Las encuestas no detectaron el “fenómeno Trump” porque nunca sondearon esas franjas de la sociedad. Los encuestadores no ponían la lupa en los sectores que normalmente no votan, pero resulta que ahí estaba la veta que Trump se propuso explotar, aunque no para extraer votantes, sino televidentes.
Por eso no cambió el discurso cuando, tras ganar las primarias, compitió por la presidencia. Las encuestas volvieron a fallar por no auscultar la zona donde irrumpía el voto anti-elites política y cultural.
Los asesores de campaña le recomendaban moderar el discurso, para ganar el voto de centro, pero sus votantes estaban en otra parte. Y sin cambiar el discurso, terminó en la Casa Blanca, el mejor escenario para que su agresivo histrionismo cautivara a los ultraconservadores. Por eso no gobernó con un presidente de todos los norteamericanos, sino como un activista que actúa sólo para el sector que se identifica con él.
Ahora podrá retomar aquel proyecto. Trump TV: el canal de televisión que haga ver a Fox News como exponente de una moderación pusilánime.
Por asalto. Con ese instrumento, espera mantener encendida la llama del trumpismo. Y espera que en ese fuego arda velozmente la administración demócrata.
Él, sus hijos, Rudolph Giuliani y los restantes miembros de ese grupo que ya se parece a una secta fanatizada, calculan que Biden y Kamala Harris se derretirán en el incendio institucional, político y social. También calculan que ni el clan Bush ni la dirigencia republicana moderada podrán recuperar el control del partido y que, en el 2025, podrá quedarse con la candidatura para recuperar la Casa Blanca.

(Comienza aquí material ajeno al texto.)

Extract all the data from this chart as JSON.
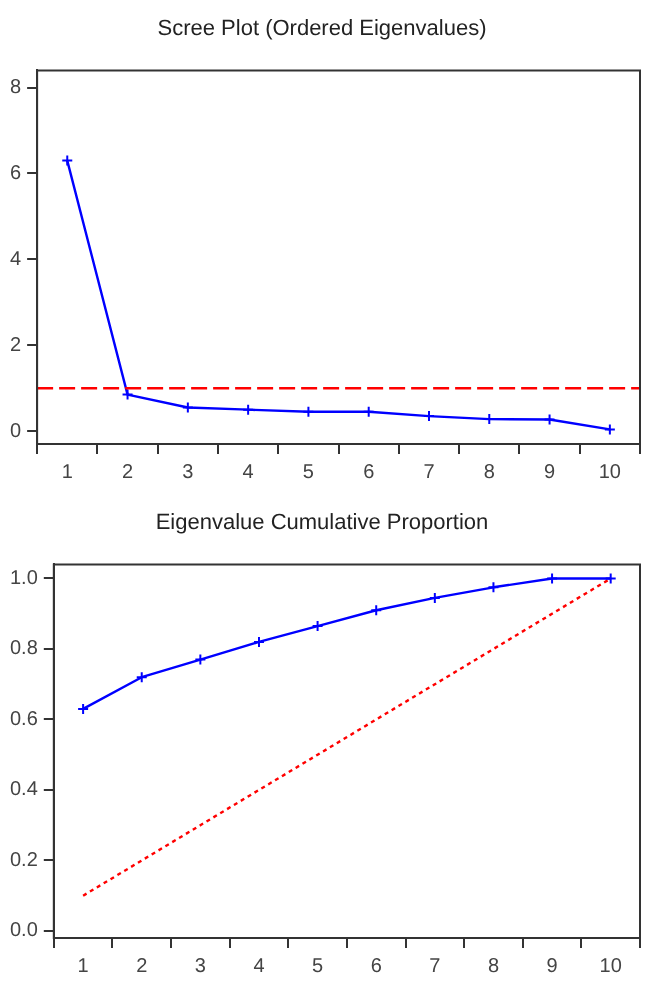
{
  "chart_data": [
    {
      "type": "line",
      "title": "Scree Plot (Ordered Eigenvalues)",
      "categories": [
        "1",
        "2",
        "3",
        "4",
        "5",
        "6",
        "7",
        "8",
        "9",
        "10"
      ],
      "ylim": [
        -0.3,
        8.4
      ],
      "yticks": [
        0,
        2,
        4,
        6,
        8
      ],
      "grid": false,
      "legend": false,
      "marker": "cross",
      "line_style": "solid",
      "series": [
        {
          "color": "#0000ff",
          "values": [
            6.3,
            0.85,
            0.55,
            0.5,
            0.45,
            0.45,
            0.35,
            0.28,
            0.27,
            0.04
          ]
        }
      ],
      "ref_lines": [
        {
          "axis": "y",
          "value": 1,
          "color": "#ff0000",
          "line_style": "dashed"
        }
      ]
    },
    {
      "type": "line",
      "title": "Eigenvalue Cumulative Proportion",
      "categories": [
        "1",
        "2",
        "3",
        "4",
        "5",
        "6",
        "7",
        "8",
        "9",
        "10"
      ],
      "ylim": [
        -0.02,
        1.04
      ],
      "yticks": [
        {
          "value": 0,
          "label": "0.0"
        },
        0.2,
        0.4,
        0.6,
        0.8,
        {
          "value": 1,
          "label": "1.0"
        }
      ],
      "grid": false,
      "legend": false,
      "series": [
        {
          "color": "#0000ff",
          "values": [
            0.63,
            0.72,
            0.77,
            0.82,
            0.865,
            0.91,
            0.945,
            0.975,
            1.0,
            1.0
          ],
          "marker": "cross",
          "line_style": "solid"
        },
        {
          "color": "#ff0000",
          "values": [
            0.1,
            0.2,
            0.3,
            0.4,
            0.5,
            0.6,
            0.7,
            0.8,
            0.9,
            1.0
          ],
          "marker": "none",
          "line_style": "dotted"
        }
      ]
    }
  ]
}
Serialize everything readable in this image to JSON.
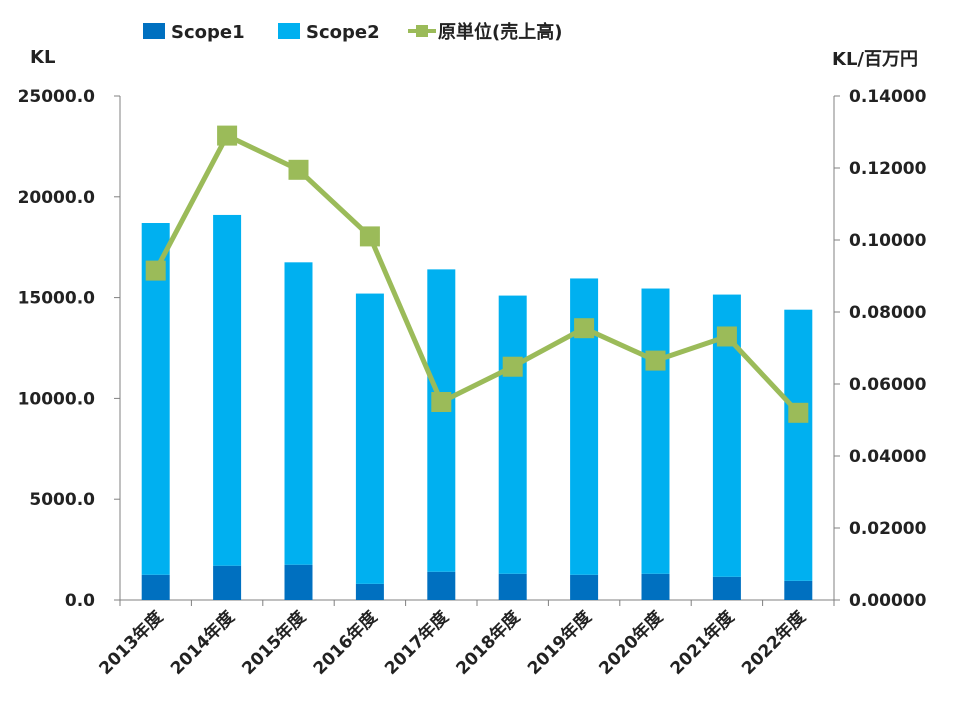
{
  "chart_data": {
    "type": "bar",
    "stacked": true,
    "categories": [
      "2013年度",
      "2014年度",
      "2015年度",
      "2016年度",
      "2017年度",
      "2018年度",
      "2019年度",
      "2020年度",
      "2021年度",
      "2022年度"
    ],
    "series": [
      {
        "name": "Scope1",
        "type": "bar",
        "axis": "left",
        "color": "#0070c0",
        "values": [
          1250,
          1700,
          1750,
          800,
          1400,
          1300,
          1250,
          1300,
          1150,
          950
        ]
      },
      {
        "name": "Scope2",
        "type": "bar",
        "axis": "left",
        "color": "#00b0f0",
        "values": [
          17450,
          17400,
          15000,
          14400,
          15000,
          13800,
          14700,
          14150,
          14000,
          13450
        ]
      },
      {
        "name": "原単位(売上高)",
        "type": "line",
        "axis": "right",
        "color": "#9bbb59",
        "values": [
          0.0915,
          0.129,
          0.1195,
          0.101,
          0.055,
          0.0648,
          0.0755,
          0.0665,
          0.0732,
          0.052
        ]
      }
    ],
    "ylabel": "KL",
    "y2label": "KL/百万円",
    "ylim": [
      0,
      25000
    ],
    "y2lim": [
      0,
      0.14
    ],
    "yticks": [
      "0.0",
      "5000.0",
      "10000.0",
      "15000.0",
      "20000.0",
      "25000.0"
    ],
    "y2ticks": [
      "0.00000",
      "0.02000",
      "0.04000",
      "0.06000",
      "0.08000",
      "0.10000",
      "0.12000",
      "0.14000"
    ],
    "grid": false,
    "legend": "top"
  }
}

Pero mientras sacan todos esos cálculos, la secta y su líder no descartan patear ahora mismo el tablero de la institucionalidad, impidiendo que asuman quienes ganaron la elección. Por eso la superpotencia occidental camina por el borde de un abismo.

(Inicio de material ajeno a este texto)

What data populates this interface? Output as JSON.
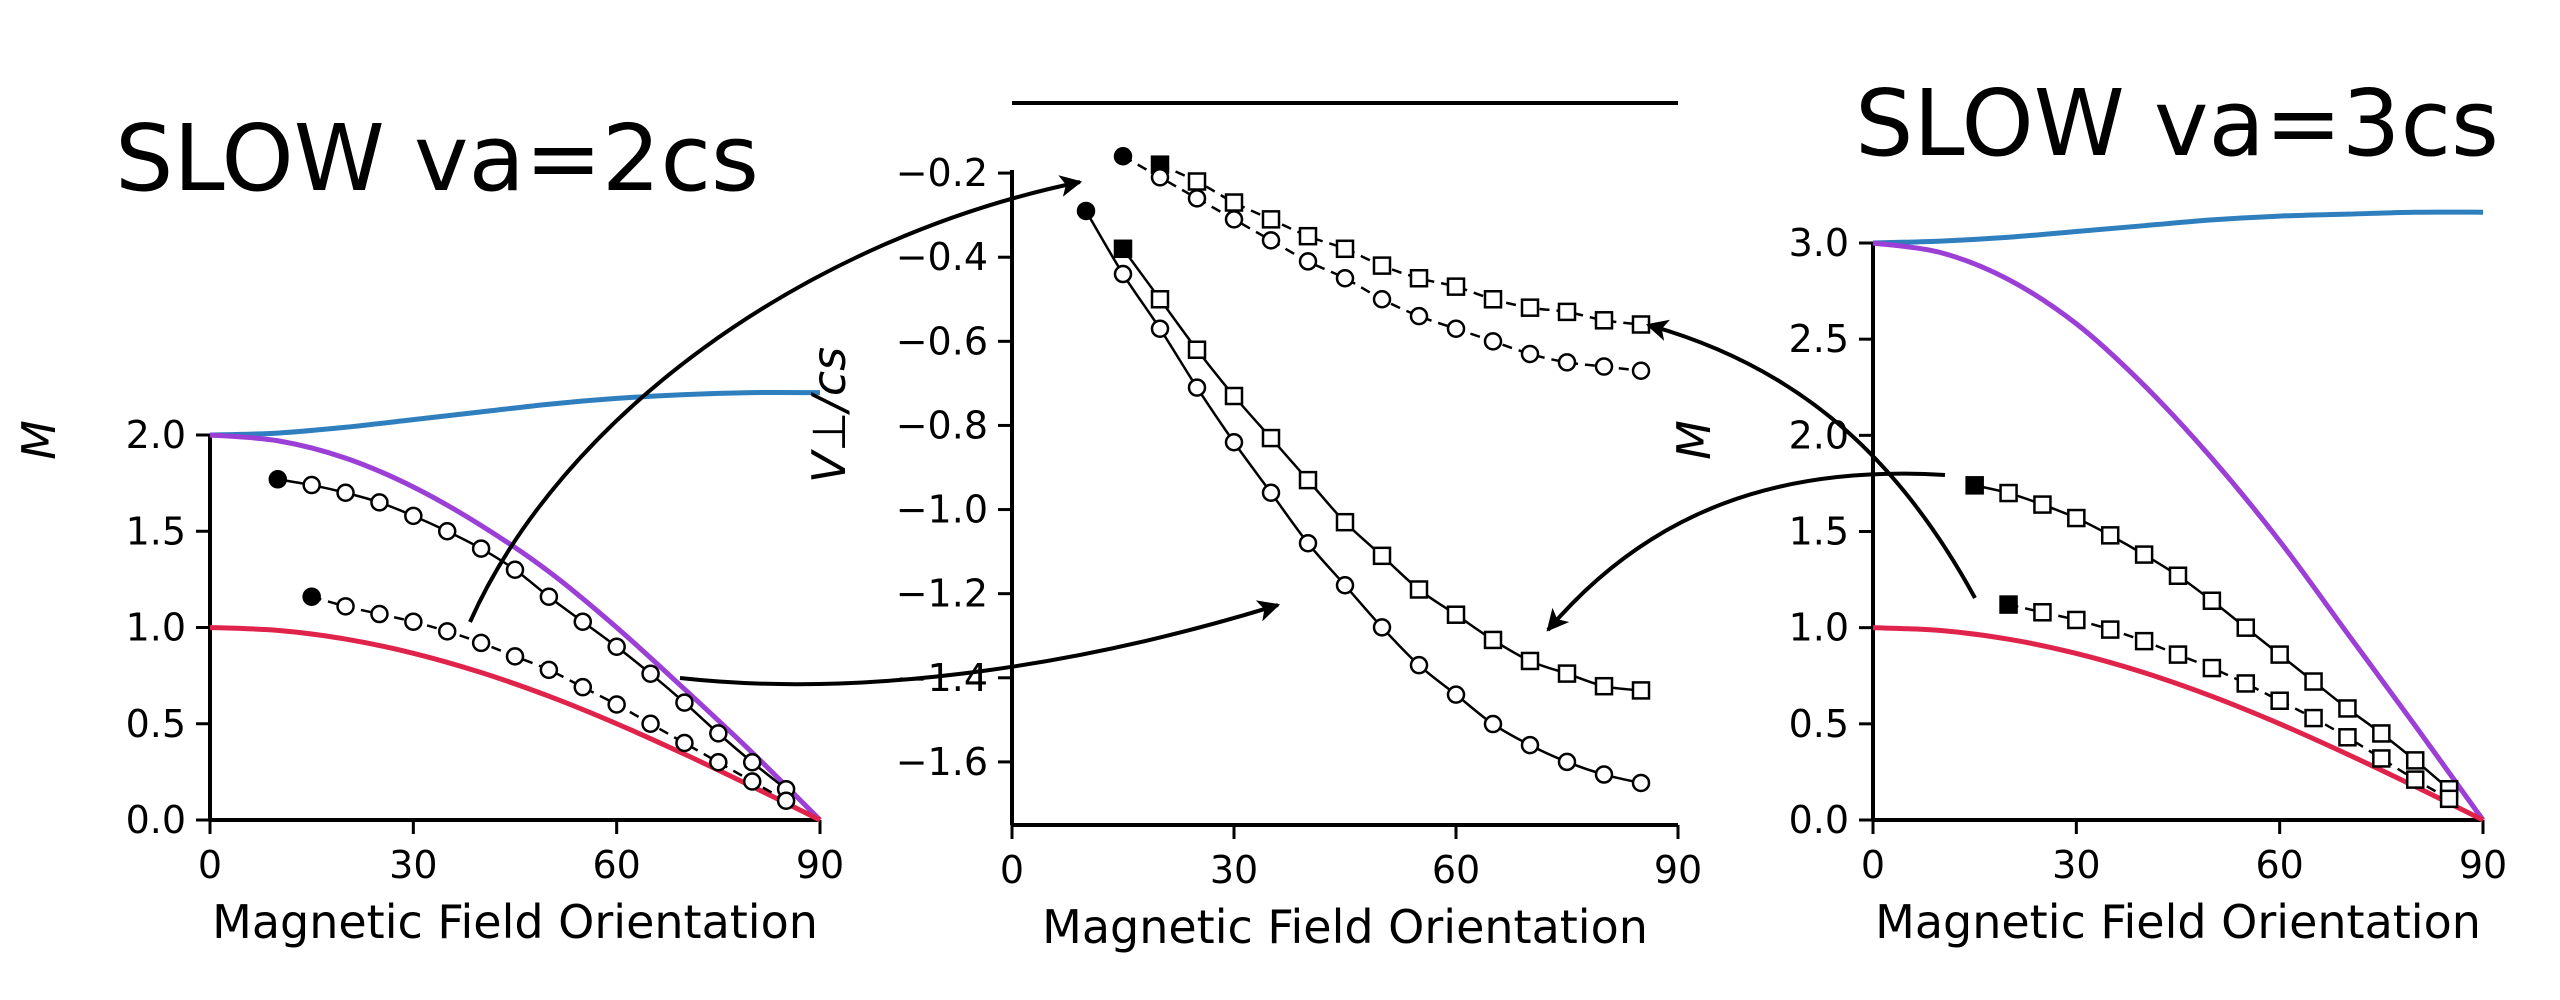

Como vicepresidente de Obama, Joe Biden piloteo negociaciones difíciles con los republicanos y logró acordar con ellos la aprobación del gasto en infraestructura para revertir la recesión. También leyes como la de Control Presupuestario y la de Alivio Impositivo. Pero aquellos republicanos, aunque duros conservadores, pertenecían a un partido que no estaba en manos de un poderoso líder sectario.
Biden espera que Trump reconozca su derrota, pero el presidente atrincherado en la Casa Blanca no ha formado siquiera el grupo de funcionarios que pilotee la transición con el equipo del gobierno entrante, y su equipo económico avanzó con la elaboración del próximo presupuesto, como si hubiese ganado la elección.

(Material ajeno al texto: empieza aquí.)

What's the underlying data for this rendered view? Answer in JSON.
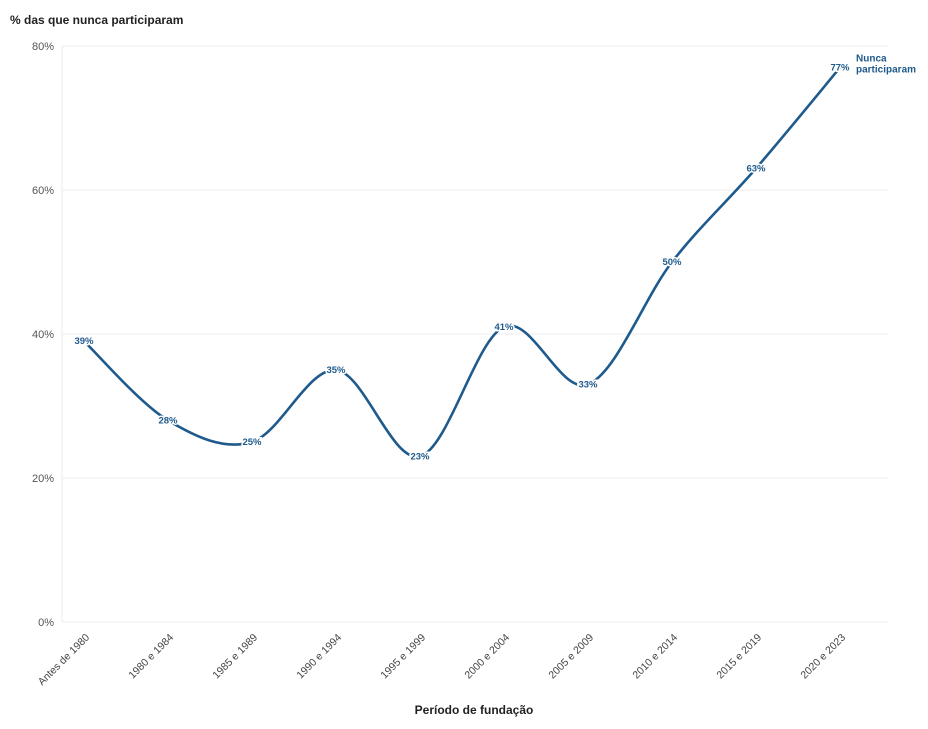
{
  "chart_data": {
    "type": "line",
    "title": "",
    "ylabel": "% das que nunca participaram",
    "xlabel": "Período de fundação",
    "categories": [
      "Antes de 1980",
      "1980 e 1984",
      "1985 e 1989",
      "1990 e 1994",
      "1995 e 1999",
      "2000 e 2004",
      "2005 e 2009",
      "2010 e 2014",
      "2015 e 2019",
      "2020 e 2023"
    ],
    "series": [
      {
        "name": "Nunca participaram",
        "values": [
          39,
          28,
          25,
          35,
          23,
          41,
          33,
          50,
          63,
          77
        ],
        "labels": [
          "39%",
          "28%",
          "25%",
          "35%",
          "23%",
          "41%",
          "33%",
          "50%",
          "63%",
          "77%"
        ]
      }
    ],
    "yticks": [
      0,
      20,
      40,
      60,
      80
    ],
    "ytick_labels": [
      "0%",
      "20%",
      "40%",
      "60%",
      "80%"
    ],
    "ylim": [
      0,
      80
    ],
    "grid": true,
    "line_color": "#1f5a8c",
    "series_label_lines": [
      "Nunca",
      "participaram"
    ]
  }
}
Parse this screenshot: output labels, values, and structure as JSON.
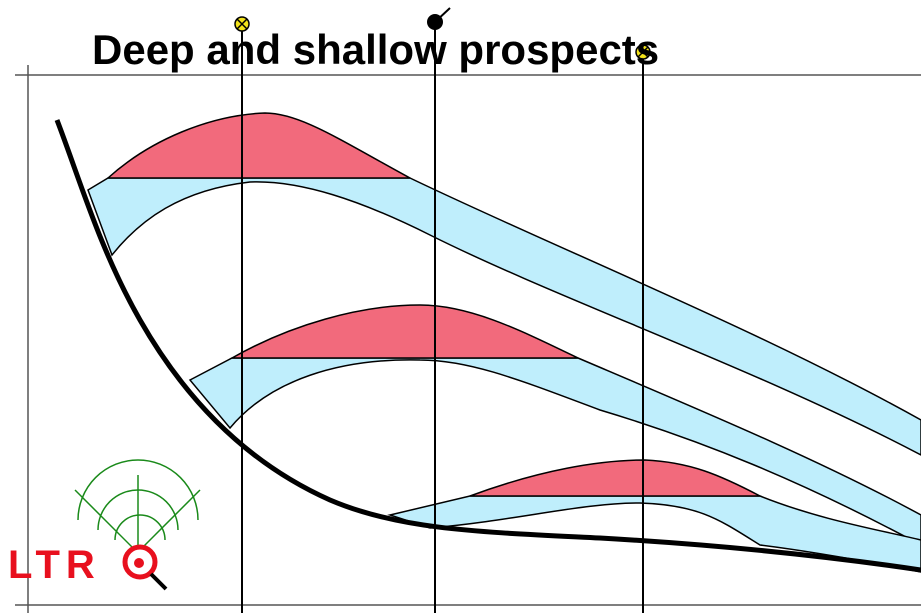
{
  "title": "Deep and shallow prospects",
  "logo": {
    "text": "LTR"
  }
}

Biden siempre confió en entenderse con los republicanos, porque él es un centrista. Casi un centroderechista. Pero está empezando a ver que esos lunáticos que lo llaman comunista y dicen algo tan descabellado como que los demócratas se proponen convertir a Estados Unidos en Venezuela, parecen dispuestos a todo. Incluso a patear un tablero más, el de la elección presidencial.